Glass is both half full and half empty
GLASSES can either be half full – or they can be half empty, depending on one’s temperament: optimist or pessimist. But when it comes to economic conditions, and prospects for investments, jobs, incomes and growth, there is enough material to make both sides happy. My own take is moderate medium-term optimism, combined with longer-term pessimism. Another debt and macroeconomic crisis is brewing, but there are also plenty of good things going on in the world.
Let’s first look on the bright side. Surveys show that G7 economic activity in the coming months will be strong. It remains to be seen how much the UK rebounded in the first-quarter, but growth is back, despite falling take-home pay and retail sales. The global economy remains solid, despite a slowdown in China, the Eurozone’s woes, the geopolitical crisis in North Africa and the Middle East and Japan’s nuclear catastrophe.
American credit constraints are easing, with banks increasingly able to lend, as Ian Harwood, an advocate of the bullish case at Evolution Securities, points out. This is documented by Fed loan officers’ surveys, PayPal small business lending data and the monthly NFIB survey (now at its highest since the start of 2008).
In the US, payrolls growth has firmed (despite a setback yesterday), unemployment has begun to dip and there is less talk of a jobless recovery (though there is still a huge way to go and millions fewer jobs than there once were). In Britain, the private sector is creating far more jobs than are being cut by the state. March’s UK composite purchasing managers index showed the strongest jobs growth since October 2007. Companies are generating cash and profits. Business investment and employment are rising. Margins are being squeezed by commodity and oil prices, but earnings and revenues are still growing.
So much for the bullish case. There is also plenty of depressing news. In the UK, inflation remains too high, which is cutting wages, consumer spending and hitting the public finances. Voters seem unaware that interest rates will eventually have to rise as monetary policy is normalised.
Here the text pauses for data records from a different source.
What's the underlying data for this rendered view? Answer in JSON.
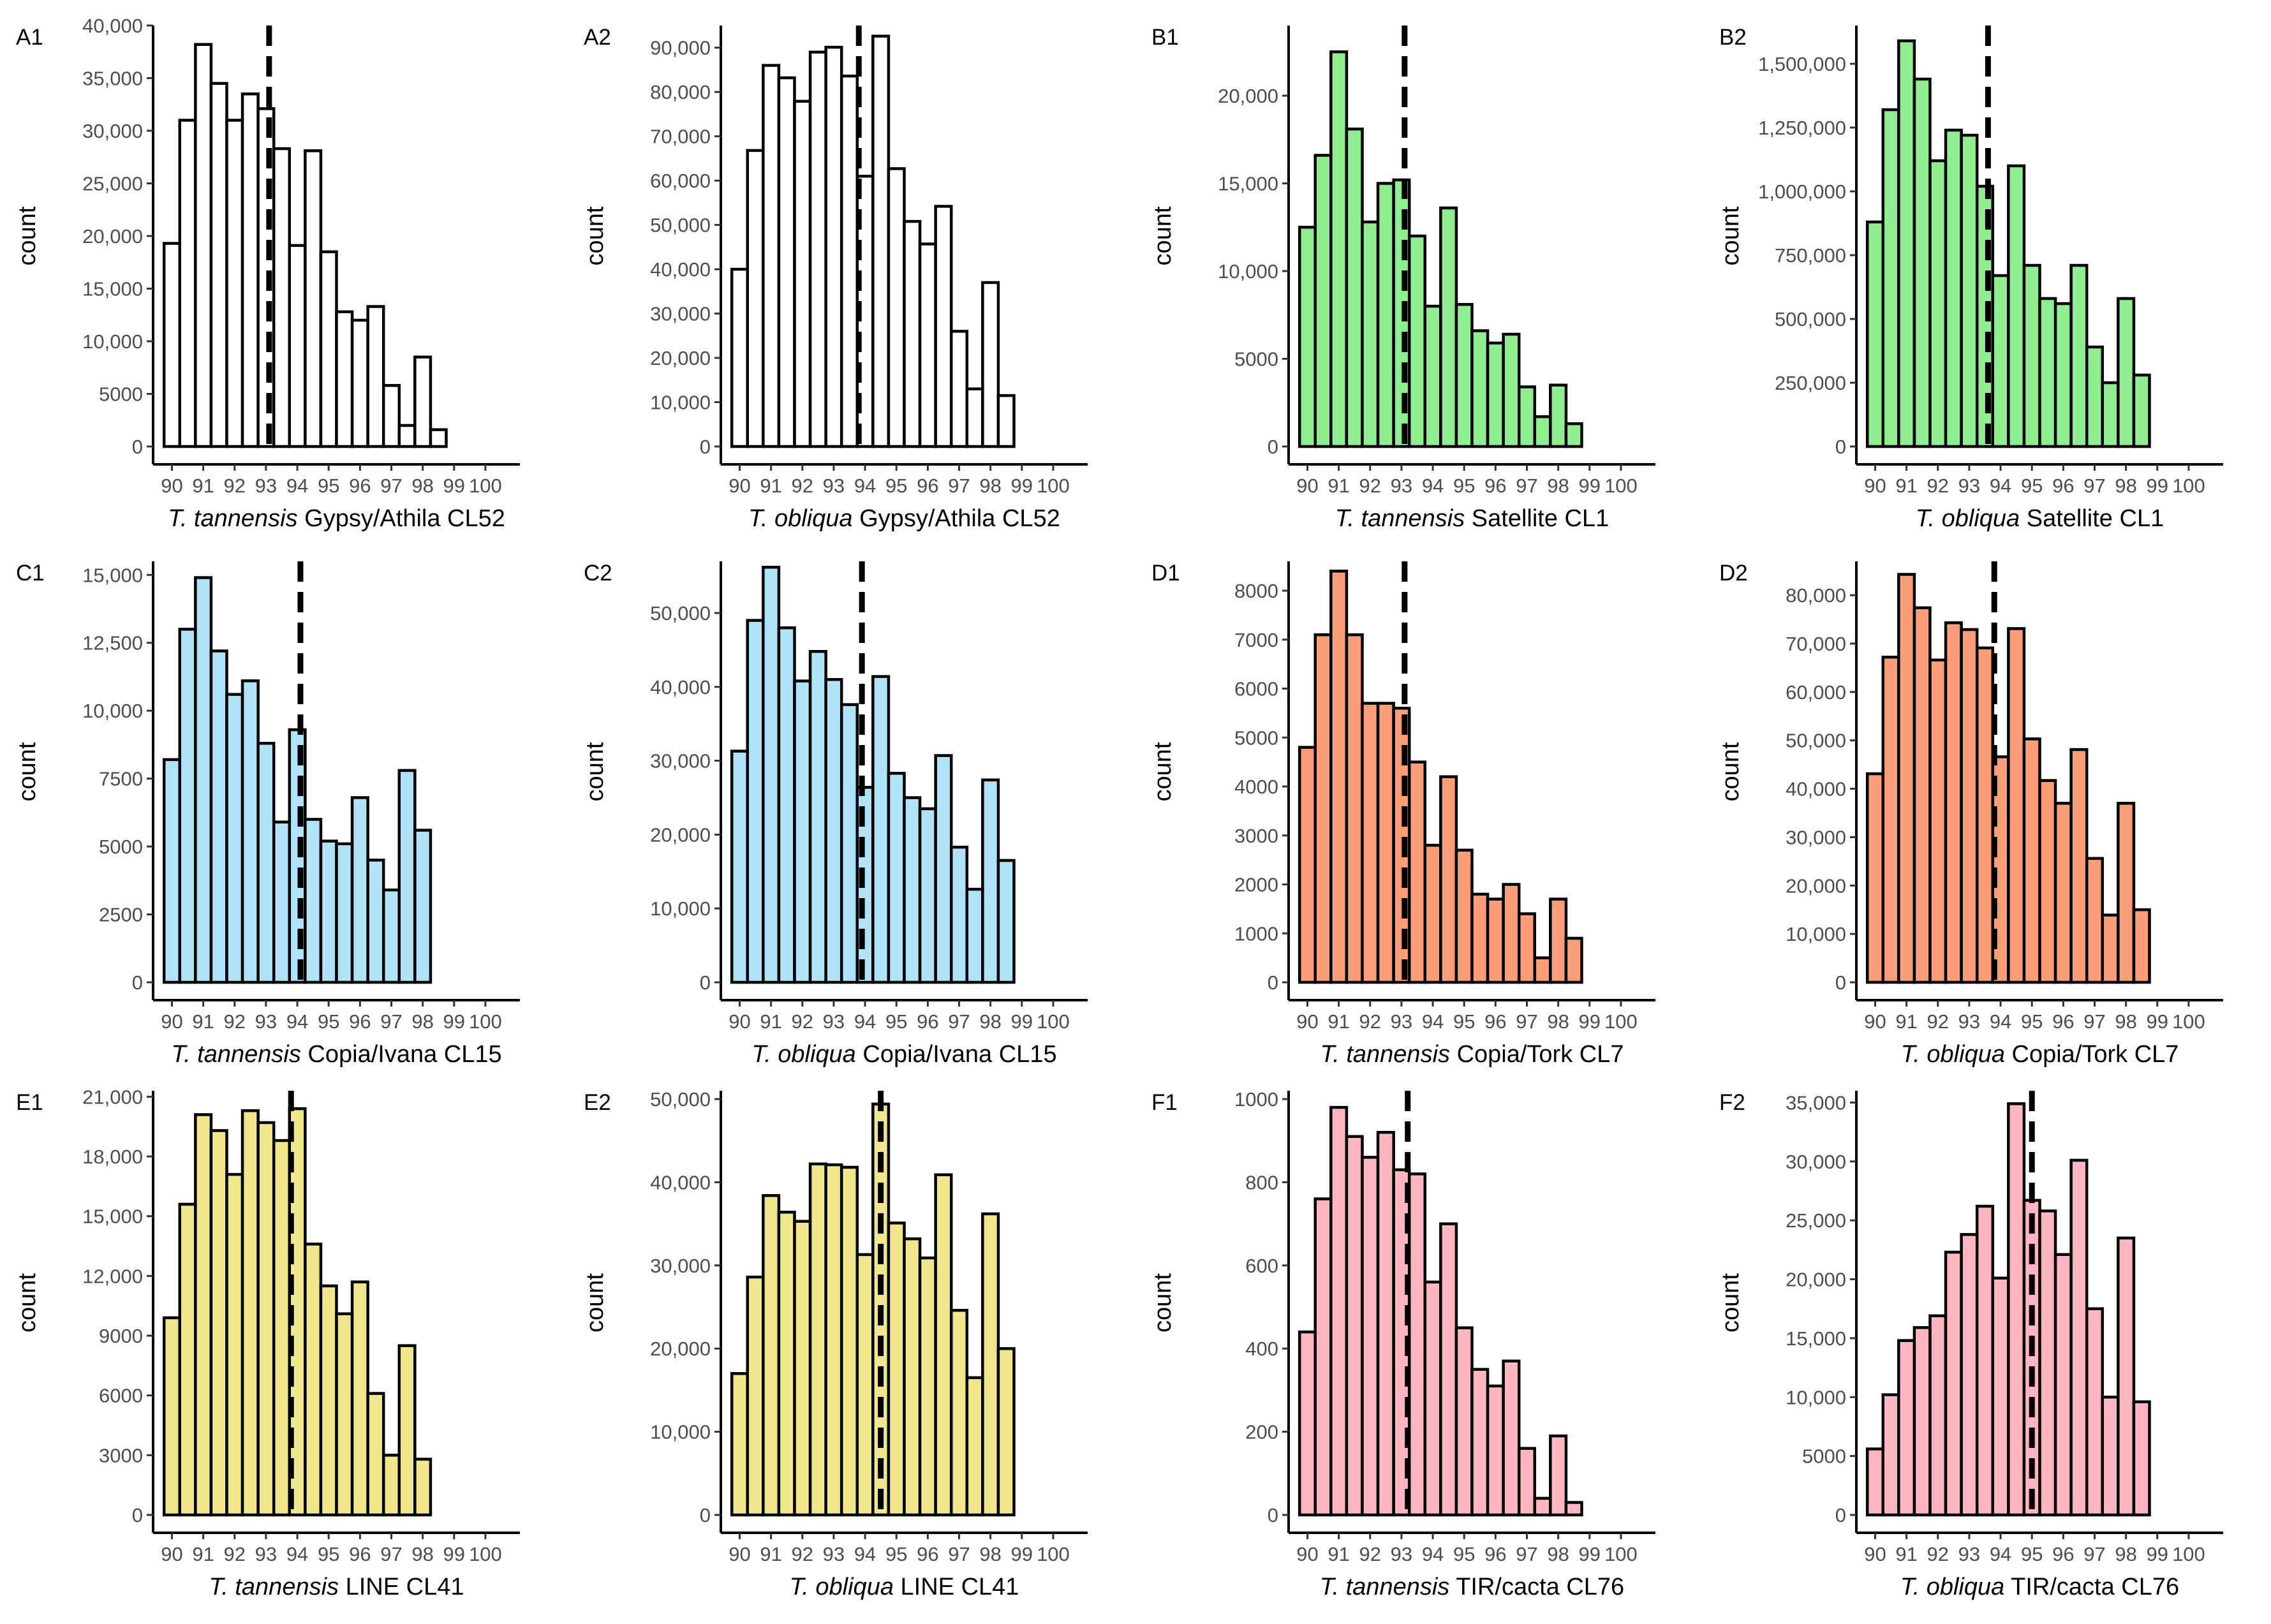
{
  "figure": {
    "y_axis_title": "count",
    "x_ticks": [
      "90",
      "91",
      "92",
      "93",
      "94",
      "95",
      "96",
      "97",
      "98",
      "99",
      "100"
    ]
  },
  "chart_data": [
    {
      "id": "A1",
      "type": "bar",
      "color": "#ffffff",
      "species": "T. tannensis",
      "title_rest": "Gypsy/Athila CL52",
      "ylim": [
        0,
        40000
      ],
      "yticks": [
        "0",
        "5000",
        "10,000",
        "15,000",
        "20,000",
        "25,000",
        "30,000",
        "35,000",
        "40,000"
      ],
      "ytick_values": [
        0,
        5000,
        10000,
        15000,
        20000,
        25000,
        30000,
        35000,
        40000
      ],
      "dashed_line_x": 93.1,
      "bins_start": 89.75,
      "bin_width": 0.5,
      "values": [
        19300,
        31000,
        38200,
        34500,
        31000,
        33500,
        32100,
        28300,
        19100,
        28100,
        18500,
        12800,
        12000,
        13300,
        5800,
        2000,
        8500,
        1600
      ]
    },
    {
      "id": "A2",
      "type": "bar",
      "color": "#ffffff",
      "species": "T. obliqua",
      "title_rest": "Gypsy/Athila CL52",
      "ylim": [
        0,
        95000
      ],
      "yticks": [
        "0",
        "10,000",
        "20,000",
        "30,000",
        "40,000",
        "50,000",
        "60,000",
        "70,000",
        "80,000",
        "90,000"
      ],
      "ytick_values": [
        0,
        10000,
        20000,
        30000,
        40000,
        50000,
        60000,
        70000,
        80000,
        90000
      ],
      "dashed_line_x": 93.8,
      "bins_start": 89.75,
      "bin_width": 0.5,
      "values": [
        40000,
        66800,
        86000,
        83200,
        77900,
        89000,
        90100,
        83600,
        61000,
        92600,
        62700,
        50800,
        45700,
        54200,
        26000,
        13000,
        37000,
        11500
      ]
    },
    {
      "id": "B1",
      "type": "bar",
      "color": "#90ee90",
      "species": "T. tannensis",
      "title_rest": "Satellite CL1",
      "ylim": [
        0,
        24000
      ],
      "yticks": [
        "0",
        "5000",
        "10,000",
        "15,000",
        "20,000"
      ],
      "ytick_values": [
        0,
        5000,
        10000,
        15000,
        20000
      ],
      "dashed_line_x": 93.1,
      "bins_start": 89.75,
      "bin_width": 0.5,
      "values": [
        12500,
        16600,
        22500,
        18100,
        12800,
        15000,
        15200,
        12000,
        8000,
        13600,
        8100,
        6600,
        5900,
        6400,
        3400,
        1700,
        3500,
        1300
      ]
    },
    {
      "id": "B2",
      "type": "bar",
      "color": "#90ee90",
      "species": "T. obliqua",
      "title_rest": "Satellite  CL1",
      "ylim": [
        0,
        1650000
      ],
      "yticks": [
        "0",
        "250,000",
        "500,000",
        "750,000",
        "1,000,000",
        "1,250,000",
        "1,500,000"
      ],
      "ytick_values": [
        0,
        250000,
        500000,
        750000,
        1000000,
        1250000,
        1500000
      ],
      "dashed_line_x": 93.6,
      "bins_start": 89.75,
      "bin_width": 0.5,
      "values": [
        880000,
        1320000,
        1590000,
        1440000,
        1120000,
        1240000,
        1220000,
        1020000,
        670000,
        1100000,
        710000,
        580000,
        560000,
        710000,
        390000,
        250000,
        580000,
        280000
      ]
    },
    {
      "id": "C1",
      "type": "bar",
      "color": "#b0e2f8",
      "species": "T. tannensis",
      "title_rest": "Copia/Ivana CL15",
      "ylim": [
        0,
        15500
      ],
      "yticks": [
        "0",
        "2500",
        "5000",
        "7500",
        "10,000",
        "12,500",
        "15,000"
      ],
      "ytick_values": [
        0,
        2500,
        5000,
        7500,
        10000,
        12500,
        15000
      ],
      "dashed_line_x": 94.1,
      "bins_start": 89.75,
      "bin_width": 0.5,
      "values": [
        8200,
        13000,
        14900,
        12200,
        10600,
        11100,
        8800,
        5900,
        9300,
        6000,
        5200,
        5100,
        6800,
        4500,
        3400,
        7800,
        5600
      ]
    },
    {
      "id": "C2",
      "type": "bar",
      "color": "#b0e2f8",
      "species": "T. obliqua",
      "title_rest": "Copia/Ivana CL15",
      "ylim": [
        0,
        57000
      ],
      "yticks": [
        "0",
        "10,000",
        "20,000",
        "30,000",
        "40,000",
        "50,000"
      ],
      "ytick_values": [
        0,
        10000,
        20000,
        30000,
        40000,
        50000
      ],
      "dashed_line_x": 93.9,
      "bins_start": 89.75,
      "bin_width": 0.5,
      "values": [
        31300,
        49000,
        56200,
        48000,
        40800,
        44800,
        41000,
        37600,
        26400,
        41400,
        28300,
        25000,
        23500,
        30700,
        18300,
        12600,
        27400,
        16500
      ]
    },
    {
      "id": "D1",
      "type": "bar",
      "color": "#f99e78",
      "species": "T. tannensis",
      "title_rest": "Copia/Tork CL7",
      "ylim": [
        0,
        8600
      ],
      "yticks": [
        "0",
        "1000",
        "2000",
        "3000",
        "4000",
        "5000",
        "6000",
        "7000",
        "8000"
      ],
      "ytick_values": [
        0,
        1000,
        2000,
        3000,
        4000,
        5000,
        6000,
        7000,
        8000
      ],
      "dashed_line_x": 93.1,
      "bins_start": 89.75,
      "bin_width": 0.5,
      "values": [
        4800,
        7100,
        8400,
        7100,
        5700,
        5700,
        5600,
        4500,
        2800,
        4200,
        2700,
        1800,
        1700,
        2000,
        1400,
        500,
        1700,
        900
      ]
    },
    {
      "id": "D2",
      "type": "bar",
      "color": "#f99e78",
      "species": "T. obliqua",
      "title_rest": "Copia/Tork CL7",
      "ylim": [
        0,
        87000
      ],
      "yticks": [
        "0",
        "10,000",
        "20,000",
        "30,000",
        "40,000",
        "50,000",
        "60,000",
        "70,000",
        "80,000"
      ],
      "ytick_values": [
        0,
        10000,
        20000,
        30000,
        40000,
        50000,
        60000,
        70000,
        80000
      ],
      "dashed_line_x": 93.8,
      "bins_start": 89.75,
      "bin_width": 0.5,
      "values": [
        43100,
        67200,
        84300,
        77400,
        66600,
        74300,
        72900,
        69100,
        46600,
        73100,
        50300,
        41700,
        37000,
        48100,
        25600,
        13900,
        37000,
        15000
      ]
    },
    {
      "id": "E1",
      "type": "bar",
      "color": "#f0e68c",
      "species": "T. tannensis",
      "title_rest": "LINE CL41",
      "ylim": [
        0,
        21300
      ],
      "yticks": [
        "0",
        "3000",
        "6000",
        "9000",
        "12,000",
        "15,000",
        "18,000",
        "21,000"
      ],
      "ytick_values": [
        0,
        3000,
        6000,
        9000,
        12000,
        15000,
        18000,
        21000
      ],
      "dashed_line_x": 93.8,
      "bins_start": 89.75,
      "bin_width": 0.5,
      "values": [
        9900,
        15600,
        20100,
        19300,
        17100,
        20300,
        19700,
        18800,
        20400,
        13600,
        11500,
        10100,
        11700,
        6100,
        3000,
        8500,
        2800
      ]
    },
    {
      "id": "E2",
      "type": "bar",
      "color": "#f0e68c",
      "species": "T. obliqua",
      "title_rest": "LINE CL41",
      "ylim": [
        0,
        51000
      ],
      "yticks": [
        "0",
        "10,000",
        "20,000",
        "30,000",
        "40,000",
        "50,000"
      ],
      "ytick_values": [
        0,
        10000,
        20000,
        30000,
        40000,
        50000
      ],
      "dashed_line_x": 94.5,
      "bins_start": 89.75,
      "bin_width": 0.5,
      "values": [
        17000,
        28600,
        38400,
        36400,
        35300,
        42200,
        42100,
        41800,
        31300,
        49400,
        35100,
        33200,
        30900,
        40900,
        24600,
        16500,
        36200,
        20000
      ]
    },
    {
      "id": "F1",
      "type": "bar",
      "color": "#ffb6c1",
      "species": "T. tannensis",
      "title_rest": "TIR/cacta CL76",
      "ylim": [
        0,
        1020
      ],
      "yticks": [
        "0",
        "200",
        "400",
        "600",
        "800",
        "1000"
      ],
      "ytick_values": [
        0,
        200,
        400,
        600,
        800,
        1000
      ],
      "dashed_line_x": 93.2,
      "bins_start": 89.75,
      "bin_width": 0.5,
      "values": [
        440,
        760,
        980,
        910,
        860,
        920,
        830,
        820,
        560,
        700,
        450,
        350,
        310,
        370,
        160,
        40,
        190,
        30
      ]
    },
    {
      "id": "F2",
      "type": "bar",
      "color": "#ffb6c1",
      "species": "T. obliqua",
      "title_rest": "TIR/cacta CL76",
      "ylim": [
        0,
        36000
      ],
      "yticks": [
        "0",
        "5000",
        "10,000",
        "15,000",
        "20,000",
        "25,000",
        "30,000",
        "35,000"
      ],
      "ytick_values": [
        0,
        5000,
        10000,
        15000,
        20000,
        25000,
        30000,
        35000
      ],
      "dashed_line_x": 95.0,
      "bins_start": 89.75,
      "bin_width": 0.5,
      "values": [
        5600,
        10200,
        14800,
        15900,
        16900,
        22300,
        23800,
        26200,
        20100,
        34900,
        26700,
        25800,
        22100,
        30100,
        17500,
        10000,
        23500,
        9600
      ]
    }
  ]
}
The sovereign debt crisis in the Eurozone’s periphery is intensifying – and while Barack Obama is finally trying to cut the massive US budget deficit, neither he nor the Republicans seem really serious about acting. Eventually – perhaps in ten years’ time – the US will either have to act or face a crisis that will make the sub-prime debacle look like a walk in the park. Closer to home, three-year yields on Greek debt hit a monstrous 18 per cent yesterday. Greece will eventually have to default on part of its debt. But the fact that this could happen before new European procedures are in place in 2013 means that there will be no mechanism for a forced restructuring. It would have to be “voluntary”, which will be interesting.
Last but not least, China’s forex reserves soared 24 per cent over the past year to $3.04 trillion, with the cash recycled into securities, pushing down yields on US and other government debt and stoking future bubbles. This very process was one of the key drivers of the boom and bust – yet nothing has changed. The reserves will come in handy when Beijing eventually sorts out the Chinese banking system, which is nursing lots of bad debt – but in the meantime the much-needed repricing of credit and risk is not taking place. Have a great weekend.